The Fabrication Workshop is available for all UB faculty, staff and students to use, while the SMART Fabrication Factory is geared toward faculty research and industry engagement.
By the time they arrived at UB to begin working on the installation, the “Ocean Cube” design team already had everything in place, from the footprint of the exhibit to how it was going to be laid out.
UB’s Fabrication Workshop and SMART Fabrication Factory team, which included Wade Georgi, manager of shop services, served in a more consultant role.
“We were really just helping them figure out the best way to design it, and the most efficient way to do things,” Romano says. “It’s hard to work with metal, but we have a metal room. They wouldn’t have been able to make their whale on the spot there. We have access to machinery that made it easier for them to produce this.”
“Everything was custom made, from the smallest piece all the way up to the jellyfish and whale,” adds Dan Vrana, a SMART Fabrication Factory technician. “Nothing was off the shelf. There was no part of it they just took out of a box and then put up.”
Once the fabrication work was completed, Fernando and the team loaded everything into a rental van and drove it back to New York. Romano and Vrana assisted with the setup the week before “Ocean Cube” opened.
“It was nice to see an empty space transformed into this underwater world,” Romano says. “People were poking their heads in all day long each day, asking all kinds of questions. It was great to see that people were interested in it even before it was open.”

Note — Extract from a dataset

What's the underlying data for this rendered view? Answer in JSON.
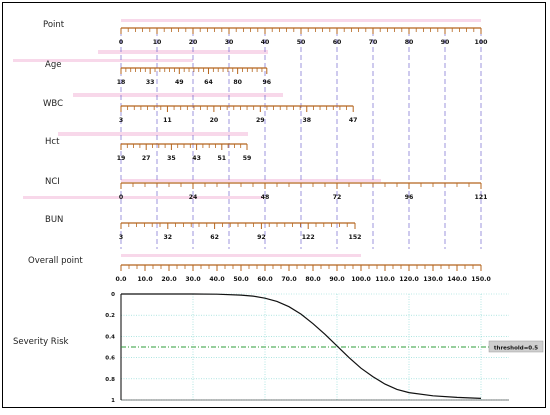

Visitors purchase tickets to enter the exhibit, starting with the Coral Tunnel, where they navigate through a canopy of touchable, 3-D coral reef models. Next, Net Guard features a room marked by shining buoys hanging from above. This leads to the Jellyfish Station — a 22-foot-by-22-foot cube designed to make visitors feel like they’re submerged deep in the ocean — followed by Bubble Mall.

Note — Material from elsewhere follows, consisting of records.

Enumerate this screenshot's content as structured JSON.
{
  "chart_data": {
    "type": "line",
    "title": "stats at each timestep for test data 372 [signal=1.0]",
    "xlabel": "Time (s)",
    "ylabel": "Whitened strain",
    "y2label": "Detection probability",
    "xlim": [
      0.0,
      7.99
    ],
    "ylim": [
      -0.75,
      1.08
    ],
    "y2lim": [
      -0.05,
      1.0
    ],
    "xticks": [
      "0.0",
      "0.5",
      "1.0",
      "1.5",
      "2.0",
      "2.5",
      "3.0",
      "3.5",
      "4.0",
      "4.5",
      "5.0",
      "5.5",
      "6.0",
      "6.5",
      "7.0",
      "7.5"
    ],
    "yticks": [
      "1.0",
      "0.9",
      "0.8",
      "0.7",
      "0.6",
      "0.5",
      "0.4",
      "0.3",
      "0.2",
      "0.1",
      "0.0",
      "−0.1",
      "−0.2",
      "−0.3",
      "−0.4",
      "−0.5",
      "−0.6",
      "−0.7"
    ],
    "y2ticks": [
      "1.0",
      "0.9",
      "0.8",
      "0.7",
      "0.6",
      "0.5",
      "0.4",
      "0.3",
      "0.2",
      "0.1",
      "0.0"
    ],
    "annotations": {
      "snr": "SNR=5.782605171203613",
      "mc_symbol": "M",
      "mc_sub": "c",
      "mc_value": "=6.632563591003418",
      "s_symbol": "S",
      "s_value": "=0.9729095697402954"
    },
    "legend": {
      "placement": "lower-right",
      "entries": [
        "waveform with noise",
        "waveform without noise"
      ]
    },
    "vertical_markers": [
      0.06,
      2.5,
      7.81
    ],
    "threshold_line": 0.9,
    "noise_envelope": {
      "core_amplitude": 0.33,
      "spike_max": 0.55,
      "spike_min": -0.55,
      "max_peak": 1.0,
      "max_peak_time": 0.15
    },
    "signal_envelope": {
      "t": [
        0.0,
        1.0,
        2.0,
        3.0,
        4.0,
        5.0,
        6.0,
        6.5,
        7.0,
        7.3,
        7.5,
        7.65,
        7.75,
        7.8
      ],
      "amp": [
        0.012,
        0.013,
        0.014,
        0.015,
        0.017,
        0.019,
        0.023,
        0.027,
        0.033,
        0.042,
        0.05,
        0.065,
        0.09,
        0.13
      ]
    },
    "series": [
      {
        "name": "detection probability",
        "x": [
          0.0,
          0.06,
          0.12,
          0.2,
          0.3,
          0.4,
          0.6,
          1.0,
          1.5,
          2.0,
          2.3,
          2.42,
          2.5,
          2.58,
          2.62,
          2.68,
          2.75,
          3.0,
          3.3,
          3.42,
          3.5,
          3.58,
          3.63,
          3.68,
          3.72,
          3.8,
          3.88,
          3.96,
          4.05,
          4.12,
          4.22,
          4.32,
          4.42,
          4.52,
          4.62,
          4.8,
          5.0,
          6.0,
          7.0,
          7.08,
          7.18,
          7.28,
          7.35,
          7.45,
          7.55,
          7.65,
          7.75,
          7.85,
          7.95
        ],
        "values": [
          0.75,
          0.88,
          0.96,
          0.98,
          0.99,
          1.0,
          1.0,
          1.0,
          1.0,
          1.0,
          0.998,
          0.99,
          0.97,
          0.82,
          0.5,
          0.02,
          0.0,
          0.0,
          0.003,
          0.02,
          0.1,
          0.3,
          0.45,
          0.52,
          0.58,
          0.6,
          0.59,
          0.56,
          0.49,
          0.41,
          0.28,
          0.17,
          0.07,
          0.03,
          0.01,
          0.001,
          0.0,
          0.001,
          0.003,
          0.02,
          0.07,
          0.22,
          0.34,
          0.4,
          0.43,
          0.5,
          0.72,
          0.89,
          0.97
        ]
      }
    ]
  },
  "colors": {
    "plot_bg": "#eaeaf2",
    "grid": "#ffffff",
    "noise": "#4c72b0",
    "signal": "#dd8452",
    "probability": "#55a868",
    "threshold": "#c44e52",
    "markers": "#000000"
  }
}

Of the five rooms that comprise “Ocean Cube,” the last, called Recycle Bank, is the most poignant: 1,000 plastic beverage containers — and counting — dangle from the ceiling
“The tone of the story abruptly changes,” Fernando explains. “It’s more effective because the contrast from the playful to the reflective really shocks people. They come out talking about recycling, waste and how we need to do better.

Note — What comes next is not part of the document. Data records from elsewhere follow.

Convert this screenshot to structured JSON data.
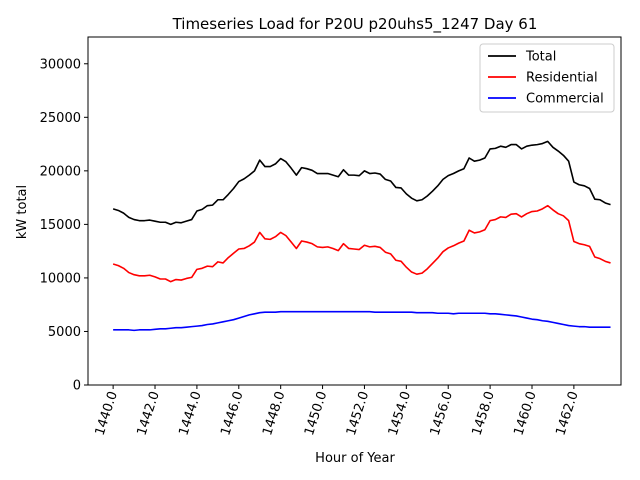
{
  "chart_data": {
    "type": "line",
    "title": "Timeseries Load for P20U p20uhs5_1247  Day 61",
    "xlabel": "Hour of Year",
    "ylabel": "kW total",
    "xlim": [
      1438.8,
      1464.25
    ],
    "ylim": [
      0,
      32500
    ],
    "xticks": [
      1440,
      1442,
      1444,
      1446,
      1448,
      1450,
      1452,
      1454,
      1456,
      1458,
      1460,
      1462
    ],
    "xtick_labels": [
      "1440.0",
      "1442.0",
      "1444.0",
      "1446.0",
      "1448.0",
      "1450.0",
      "1452.0",
      "1454.0",
      "1456.0",
      "1458.0",
      "1460.0",
      "1462.0"
    ],
    "yticks": [
      0,
      5000,
      10000,
      15000,
      20000,
      25000,
      30000
    ],
    "ytick_labels": [
      "0",
      "5000",
      "10000",
      "15000",
      "20000",
      "25000",
      "30000"
    ],
    "legend_position": "top-right",
    "x": [
      1440.0,
      1440.25,
      1440.5,
      1440.75,
      1441.0,
      1441.25,
      1441.5,
      1441.75,
      1442.0,
      1442.25,
      1442.5,
      1442.75,
      1443.0,
      1443.25,
      1443.5,
      1443.75,
      1444.0,
      1444.25,
      1444.5,
      1444.75,
      1445.0,
      1445.25,
      1445.5,
      1445.75,
      1446.0,
      1446.25,
      1446.5,
      1446.75,
      1447.0,
      1447.25,
      1447.5,
      1447.75,
      1448.0,
      1448.25,
      1448.5,
      1448.75,
      1449.0,
      1449.25,
      1449.5,
      1449.75,
      1450.0,
      1450.25,
      1450.5,
      1450.75,
      1451.0,
      1451.25,
      1451.5,
      1451.75,
      1452.0,
      1452.25,
      1452.5,
      1452.75,
      1453.0,
      1453.25,
      1453.5,
      1453.75,
      1454.0,
      1454.25,
      1454.5,
      1454.75,
      1455.0,
      1455.25,
      1455.5,
      1455.75,
      1456.0,
      1456.25,
      1456.5,
      1456.75,
      1457.0,
      1457.25,
      1457.5,
      1457.75,
      1458.0,
      1458.25,
      1458.5,
      1458.75,
      1459.0,
      1459.25,
      1459.5,
      1459.75,
      1460.0,
      1460.25,
      1460.5,
      1460.75,
      1461.0,
      1461.25,
      1461.5,
      1461.75,
      1462.0,
      1462.25,
      1462.5,
      1462.75,
      1463.0,
      1463.25,
      1463.5,
      1463.75
    ],
    "series": [
      {
        "name": "Total",
        "color": "#000000",
        "values": [
          16450,
          16300,
          16050,
          15650,
          15450,
          15350,
          15350,
          15400,
          15300,
          15200,
          15200,
          15000,
          15200,
          15150,
          15300,
          15450,
          16250,
          16400,
          16750,
          16800,
          17300,
          17300,
          17800,
          18350,
          19000,
          19250,
          19600,
          20000,
          21000,
          20400,
          20400,
          20650,
          21150,
          20850,
          20250,
          19600,
          20300,
          20200,
          20050,
          19750,
          19750,
          19750,
          19600,
          19450,
          20100,
          19600,
          19600,
          19550,
          20000,
          19750,
          19800,
          19700,
          19200,
          19050,
          18450,
          18400,
          17850,
          17450,
          17200,
          17300,
          17650,
          18100,
          18600,
          19200,
          19550,
          19750,
          20000,
          20200,
          21200,
          20900,
          21000,
          21200,
          22050,
          22100,
          22300,
          22200,
          22450,
          22450,
          22050,
          22300,
          22400,
          22450,
          22550,
          22750,
          22200,
          21850,
          21450,
          20900,
          18950,
          18700,
          18600,
          18350,
          17350,
          17300,
          17000,
          16850
        ]
      },
      {
        "name": "Residential",
        "color": "#ff0000",
        "values": [
          11300,
          11150,
          10900,
          10500,
          10300,
          10200,
          10200,
          10250,
          10100,
          9900,
          9900,
          9650,
          9850,
          9800,
          9950,
          10050,
          10800,
          10900,
          11100,
          11050,
          11500,
          11400,
          11900,
          12300,
          12700,
          12750,
          13000,
          13350,
          14250,
          13650,
          13600,
          13850,
          14250,
          13950,
          13350,
          12750,
          13450,
          13350,
          13200,
          12900,
          12850,
          12900,
          12750,
          12550,
          13200,
          12750,
          12700,
          12650,
          13050,
          12900,
          12950,
          12850,
          12400,
          12250,
          11650,
          11550,
          11000,
          10550,
          10350,
          10450,
          10850,
          11350,
          11850,
          12450,
          12800,
          13000,
          13250,
          13450,
          14450,
          14200,
          14300,
          14500,
          15350,
          15450,
          15700,
          15650,
          15950,
          16000,
          15700,
          16000,
          16200,
          16250,
          16450,
          16750,
          16350,
          16000,
          15800,
          15350,
          13400,
          13200,
          13100,
          12950,
          11950,
          11800,
          11550,
          11400
        ]
      },
      {
        "name": "Commercial",
        "color": "#0000ff",
        "values": [
          5150,
          5150,
          5150,
          5150,
          5100,
          5150,
          5150,
          5150,
          5200,
          5250,
          5250,
          5300,
          5350,
          5350,
          5400,
          5450,
          5500,
          5550,
          5650,
          5700,
          5800,
          5900,
          6000,
          6100,
          6250,
          6400,
          6550,
          6650,
          6750,
          6800,
          6800,
          6800,
          6850,
          6850,
          6850,
          6850,
          6850,
          6850,
          6850,
          6850,
          6850,
          6850,
          6850,
          6850,
          6850,
          6850,
          6850,
          6850,
          6850,
          6850,
          6800,
          6800,
          6800,
          6800,
          6800,
          6800,
          6800,
          6800,
          6750,
          6750,
          6750,
          6750,
          6700,
          6700,
          6700,
          6650,
          6700,
          6700,
          6700,
          6700,
          6700,
          6700,
          6650,
          6650,
          6600,
          6550,
          6500,
          6450,
          6350,
          6250,
          6150,
          6100,
          6000,
          5950,
          5850,
          5750,
          5650,
          5550,
          5500,
          5450,
          5450,
          5400,
          5400,
          5400,
          5400,
          5400
        ]
      }
    ]
  }
}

“They also come out conflicted because sometimes they’ve entered the space with a plastic bottle of their own and feel both happy about the message and also guilty about their own daily routines. That internal conflict is the stepping stone to getting others to create change.”
To ensure that the rooms mimic the beauty of the ocean, Fernando and the team researched prominent colors, tones, lighting conditions and, of course, marine life.
“The composition of all of these elements is what created such a magical experience, one similar to if you were to dive into the depths of the ocean yourself,” he says. “Subsequently, our team identified the elements that also play a bigger role in the narrative of sustainability.”
The design team is also collaborating with a company called Sure We Can, which is helping with recycling during and after the exhibition. They’re also working toward purchasing a new 3D printer paired with a machine that can break down plastic and extrude it into printing material for architectural use.
“Ocean Cube” took about five months to complete, including four weeks fabricating the installation elements alongside members of UB’s Fabrication Workshop and the SMART Factory, as well as with members of a New York-based group called MOV.E.
The exhibit has been warmly received by visitors, who’ve documented their journey through the installation with countless photos posted to social media.
“It’s exciting to see,” Fernando says. “The children are also overly enthusiastic when they explore the exhibit. I even see many parents explaining the message to their children as they finish off at the Recycle Bank.”
That prompts the question: Will “Ocean Cube” tour other cities?
“We’re definitely open to the idea,” Fernando says. “I would love to see it move to other locations and generate a conversation wherever it is housed.”
“Ocean Cube” is on view through Aug. 18 at 60 Grand St. in New York. Tickets are available online.